The clandestine exchanges between Frank and Claire feel like retoolings of scenes from other seasons, their cryptic wee-hours capitulations by now boilerplate. Their unfailing commitment to their shared mission feels increasingly cartoonish and unlikely, and the one-liners … well, there’s a bit about “One nation, Under-wood” that basically sums up the level of quality control. Meanwhile, the show’s most crucial and most human characters from last season, Remy Denton (Mahershala Ali, who has better things to do now) and Jackie Sharp (Molly Parker), are absent, and Joel Kinnaman’s PTSD-afflicted Republican candidate character and his more level-headed wife Hannah (Dominique McElligott) can’t make up for the hole they left.

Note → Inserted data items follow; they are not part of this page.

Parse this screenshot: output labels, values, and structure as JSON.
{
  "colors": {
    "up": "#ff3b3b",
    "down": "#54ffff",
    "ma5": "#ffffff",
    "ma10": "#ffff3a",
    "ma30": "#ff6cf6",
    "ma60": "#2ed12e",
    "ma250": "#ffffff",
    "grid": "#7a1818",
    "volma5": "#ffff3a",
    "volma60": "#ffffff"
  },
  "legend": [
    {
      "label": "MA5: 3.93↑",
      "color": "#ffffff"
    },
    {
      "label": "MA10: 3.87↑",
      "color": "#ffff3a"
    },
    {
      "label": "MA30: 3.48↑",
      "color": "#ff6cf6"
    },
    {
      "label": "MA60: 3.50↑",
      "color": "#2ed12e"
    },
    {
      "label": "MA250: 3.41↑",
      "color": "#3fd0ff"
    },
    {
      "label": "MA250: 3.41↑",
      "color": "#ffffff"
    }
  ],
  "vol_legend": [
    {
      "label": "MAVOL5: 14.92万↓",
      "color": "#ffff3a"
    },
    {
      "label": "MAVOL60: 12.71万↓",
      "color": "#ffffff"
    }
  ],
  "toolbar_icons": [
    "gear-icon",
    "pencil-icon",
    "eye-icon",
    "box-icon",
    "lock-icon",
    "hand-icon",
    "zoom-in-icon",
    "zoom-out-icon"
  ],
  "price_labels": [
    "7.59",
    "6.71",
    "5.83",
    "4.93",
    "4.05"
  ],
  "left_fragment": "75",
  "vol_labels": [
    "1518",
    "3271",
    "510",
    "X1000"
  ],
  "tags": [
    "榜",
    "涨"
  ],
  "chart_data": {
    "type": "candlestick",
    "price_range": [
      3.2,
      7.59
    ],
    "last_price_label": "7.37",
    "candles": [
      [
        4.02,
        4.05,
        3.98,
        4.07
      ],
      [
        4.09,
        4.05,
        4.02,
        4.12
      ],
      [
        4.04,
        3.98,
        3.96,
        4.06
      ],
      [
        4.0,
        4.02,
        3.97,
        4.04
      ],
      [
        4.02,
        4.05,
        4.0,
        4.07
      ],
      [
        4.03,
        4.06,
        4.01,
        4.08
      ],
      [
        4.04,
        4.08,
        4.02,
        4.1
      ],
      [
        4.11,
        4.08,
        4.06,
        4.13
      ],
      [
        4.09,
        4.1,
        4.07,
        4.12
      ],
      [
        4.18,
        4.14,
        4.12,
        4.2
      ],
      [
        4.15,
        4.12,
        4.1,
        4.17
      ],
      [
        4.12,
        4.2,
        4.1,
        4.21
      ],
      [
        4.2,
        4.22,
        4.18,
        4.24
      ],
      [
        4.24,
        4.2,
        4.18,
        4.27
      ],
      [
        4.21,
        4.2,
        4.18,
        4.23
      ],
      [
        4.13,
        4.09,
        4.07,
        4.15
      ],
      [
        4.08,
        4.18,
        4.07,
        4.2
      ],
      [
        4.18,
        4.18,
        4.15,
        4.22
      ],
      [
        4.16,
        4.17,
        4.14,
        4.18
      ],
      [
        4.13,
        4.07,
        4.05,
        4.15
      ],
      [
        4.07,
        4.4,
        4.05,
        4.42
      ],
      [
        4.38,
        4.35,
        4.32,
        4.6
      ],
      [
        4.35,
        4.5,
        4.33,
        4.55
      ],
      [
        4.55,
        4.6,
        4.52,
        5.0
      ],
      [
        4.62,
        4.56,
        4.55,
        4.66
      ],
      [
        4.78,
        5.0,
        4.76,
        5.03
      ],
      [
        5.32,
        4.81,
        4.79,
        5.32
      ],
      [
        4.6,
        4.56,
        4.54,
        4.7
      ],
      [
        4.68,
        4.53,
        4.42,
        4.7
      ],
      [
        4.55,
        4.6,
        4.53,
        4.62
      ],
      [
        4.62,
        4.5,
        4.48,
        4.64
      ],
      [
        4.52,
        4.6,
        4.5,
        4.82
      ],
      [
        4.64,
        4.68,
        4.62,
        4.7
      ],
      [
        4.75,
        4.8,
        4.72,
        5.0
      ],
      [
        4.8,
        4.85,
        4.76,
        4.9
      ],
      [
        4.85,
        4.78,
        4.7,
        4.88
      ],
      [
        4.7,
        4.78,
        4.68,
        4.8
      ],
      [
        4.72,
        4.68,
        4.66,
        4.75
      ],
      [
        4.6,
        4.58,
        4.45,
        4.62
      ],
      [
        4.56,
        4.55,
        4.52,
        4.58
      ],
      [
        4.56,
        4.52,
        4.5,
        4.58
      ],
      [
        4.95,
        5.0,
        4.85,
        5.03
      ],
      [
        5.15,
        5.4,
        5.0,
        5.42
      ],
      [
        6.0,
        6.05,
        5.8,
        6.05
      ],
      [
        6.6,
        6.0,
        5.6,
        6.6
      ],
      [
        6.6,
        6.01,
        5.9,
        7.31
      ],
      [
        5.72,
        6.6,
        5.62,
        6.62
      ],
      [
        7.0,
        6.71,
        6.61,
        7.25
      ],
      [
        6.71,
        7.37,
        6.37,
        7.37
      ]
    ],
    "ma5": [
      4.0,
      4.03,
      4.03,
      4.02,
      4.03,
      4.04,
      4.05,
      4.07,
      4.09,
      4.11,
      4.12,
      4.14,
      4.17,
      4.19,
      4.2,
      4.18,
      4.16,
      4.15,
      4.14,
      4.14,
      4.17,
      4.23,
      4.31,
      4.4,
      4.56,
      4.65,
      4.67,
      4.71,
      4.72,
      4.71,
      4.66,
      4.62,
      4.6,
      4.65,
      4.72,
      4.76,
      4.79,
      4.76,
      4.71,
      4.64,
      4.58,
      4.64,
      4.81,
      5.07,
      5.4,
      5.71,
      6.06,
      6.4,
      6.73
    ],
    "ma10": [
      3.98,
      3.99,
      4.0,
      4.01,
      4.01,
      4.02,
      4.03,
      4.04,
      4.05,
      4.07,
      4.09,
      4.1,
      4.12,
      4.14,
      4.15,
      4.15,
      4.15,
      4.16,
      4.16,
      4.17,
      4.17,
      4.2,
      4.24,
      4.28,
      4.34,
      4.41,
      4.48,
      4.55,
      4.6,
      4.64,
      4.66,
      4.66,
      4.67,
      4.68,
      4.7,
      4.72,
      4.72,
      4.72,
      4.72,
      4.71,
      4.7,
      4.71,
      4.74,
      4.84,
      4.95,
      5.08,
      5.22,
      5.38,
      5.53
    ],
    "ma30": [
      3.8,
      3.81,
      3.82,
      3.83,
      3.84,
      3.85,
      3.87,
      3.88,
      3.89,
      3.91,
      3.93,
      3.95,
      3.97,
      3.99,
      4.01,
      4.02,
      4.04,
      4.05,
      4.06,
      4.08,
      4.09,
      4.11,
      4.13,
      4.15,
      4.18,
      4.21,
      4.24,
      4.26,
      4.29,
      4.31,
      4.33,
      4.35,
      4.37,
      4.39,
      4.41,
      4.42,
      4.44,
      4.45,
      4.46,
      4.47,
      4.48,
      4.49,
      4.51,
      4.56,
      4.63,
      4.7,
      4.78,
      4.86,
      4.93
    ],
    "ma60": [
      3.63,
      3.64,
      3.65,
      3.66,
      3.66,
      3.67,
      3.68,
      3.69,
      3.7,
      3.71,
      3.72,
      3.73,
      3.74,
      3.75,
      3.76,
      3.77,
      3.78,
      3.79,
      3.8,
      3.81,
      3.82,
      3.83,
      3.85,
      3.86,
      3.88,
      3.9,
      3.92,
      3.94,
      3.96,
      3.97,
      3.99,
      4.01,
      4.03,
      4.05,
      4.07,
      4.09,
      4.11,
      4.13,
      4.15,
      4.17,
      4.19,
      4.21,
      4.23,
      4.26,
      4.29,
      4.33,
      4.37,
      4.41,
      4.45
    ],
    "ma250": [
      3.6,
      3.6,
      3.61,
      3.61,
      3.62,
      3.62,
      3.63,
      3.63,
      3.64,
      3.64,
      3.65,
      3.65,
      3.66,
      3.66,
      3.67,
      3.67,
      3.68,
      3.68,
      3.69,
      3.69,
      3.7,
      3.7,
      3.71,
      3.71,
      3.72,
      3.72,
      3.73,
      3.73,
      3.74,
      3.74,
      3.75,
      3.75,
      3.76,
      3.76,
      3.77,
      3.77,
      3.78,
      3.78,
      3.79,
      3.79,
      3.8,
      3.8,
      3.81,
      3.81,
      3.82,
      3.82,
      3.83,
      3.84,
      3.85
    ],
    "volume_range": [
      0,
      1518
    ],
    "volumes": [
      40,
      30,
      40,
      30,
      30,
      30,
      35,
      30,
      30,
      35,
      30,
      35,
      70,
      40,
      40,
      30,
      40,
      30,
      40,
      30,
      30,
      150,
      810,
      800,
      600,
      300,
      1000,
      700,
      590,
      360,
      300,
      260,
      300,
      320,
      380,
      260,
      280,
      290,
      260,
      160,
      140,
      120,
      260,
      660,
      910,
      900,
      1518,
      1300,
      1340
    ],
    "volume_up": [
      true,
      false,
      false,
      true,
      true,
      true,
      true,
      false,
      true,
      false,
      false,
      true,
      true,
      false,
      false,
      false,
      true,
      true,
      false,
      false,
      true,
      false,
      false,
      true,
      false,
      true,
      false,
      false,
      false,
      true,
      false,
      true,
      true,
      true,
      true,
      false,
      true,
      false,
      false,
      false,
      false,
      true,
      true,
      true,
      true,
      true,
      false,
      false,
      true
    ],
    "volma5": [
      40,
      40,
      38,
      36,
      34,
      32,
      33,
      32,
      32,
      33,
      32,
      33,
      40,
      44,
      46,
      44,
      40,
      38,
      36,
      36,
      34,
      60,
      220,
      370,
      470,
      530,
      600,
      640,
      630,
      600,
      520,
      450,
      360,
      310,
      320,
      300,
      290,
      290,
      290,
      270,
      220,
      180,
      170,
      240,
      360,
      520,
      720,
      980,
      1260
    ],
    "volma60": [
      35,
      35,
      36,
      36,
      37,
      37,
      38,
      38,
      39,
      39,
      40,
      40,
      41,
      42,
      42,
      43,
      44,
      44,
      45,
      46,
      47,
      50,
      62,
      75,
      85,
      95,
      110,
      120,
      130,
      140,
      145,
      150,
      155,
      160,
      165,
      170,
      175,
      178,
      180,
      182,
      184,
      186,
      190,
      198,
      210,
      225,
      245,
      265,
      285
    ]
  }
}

Frank Underwood and, of course, his self-sacrificing fixer Doug Stamper (Michael Kelly) are accruing bigger, more illegal undertakings in every scene in Season 5 of House of Cards, but even their villainous partnership has flagged. Their most insidious secrets are still the most important, emotionally palpable ones: the murders of Zoe Barnes (Kate Mara) and Peter Russo (Corey Stoll), and, increasingly, Rachel Posner (Rachel Brosnahan). Scheming is a way of life, and on the show these days, it’s often as boring as it is hard to believe. Instead House of Cards seems to be banking on its audience’s perception of its surface-level plot elements being topical and of the real world’s political climate; in addition to ICO, you can look forward to a Wikileaks dump this season, and even a travel ban (The series’ new showrunners, Frank Pugliese and Melissa James Gibson, claim that the season was entirely conceived before Trump won the election.) But still, much like last season, these elements feel like bulletpoints–detached signifiers that are only superficially relevant to anything in our contemporary experience. The whole thing is further undermined by the fact that House of Cards still takes place in a fantasy world where everyone in American politics is well-educated and preternaturally intelligent, a thing that has never been less true than it is now.
In a particularly memorable moment to this tone, a Republican congressman tells Frank, who is trying to bully him into supporting some measure, sneeringly: “You have no idea. No one hears you walking the halls of this building anymore.” Dramatically, the line means that a new era is coming in the U.S. government–political theater in the public sphere is pushing parties further apart and actual policy change is all that matters on Capitol Hill. Frank is old and–if his persona can’t translate to Internet obsession and a strong bottom-line message–he’ll be impotent in Washington all over again. But the congressman’s line also functions on a self-reflexive level. As backroom wheelings-and-dealings become less and less failsafe in its version of Washington, House of Cards, always best as a behind-closed-doors chamber drama, becomes more irrelevant along with them. As the show attempts to adapt to contemporary politics, its charm is left in the dust, and you’ll have to go back a season or two to find it.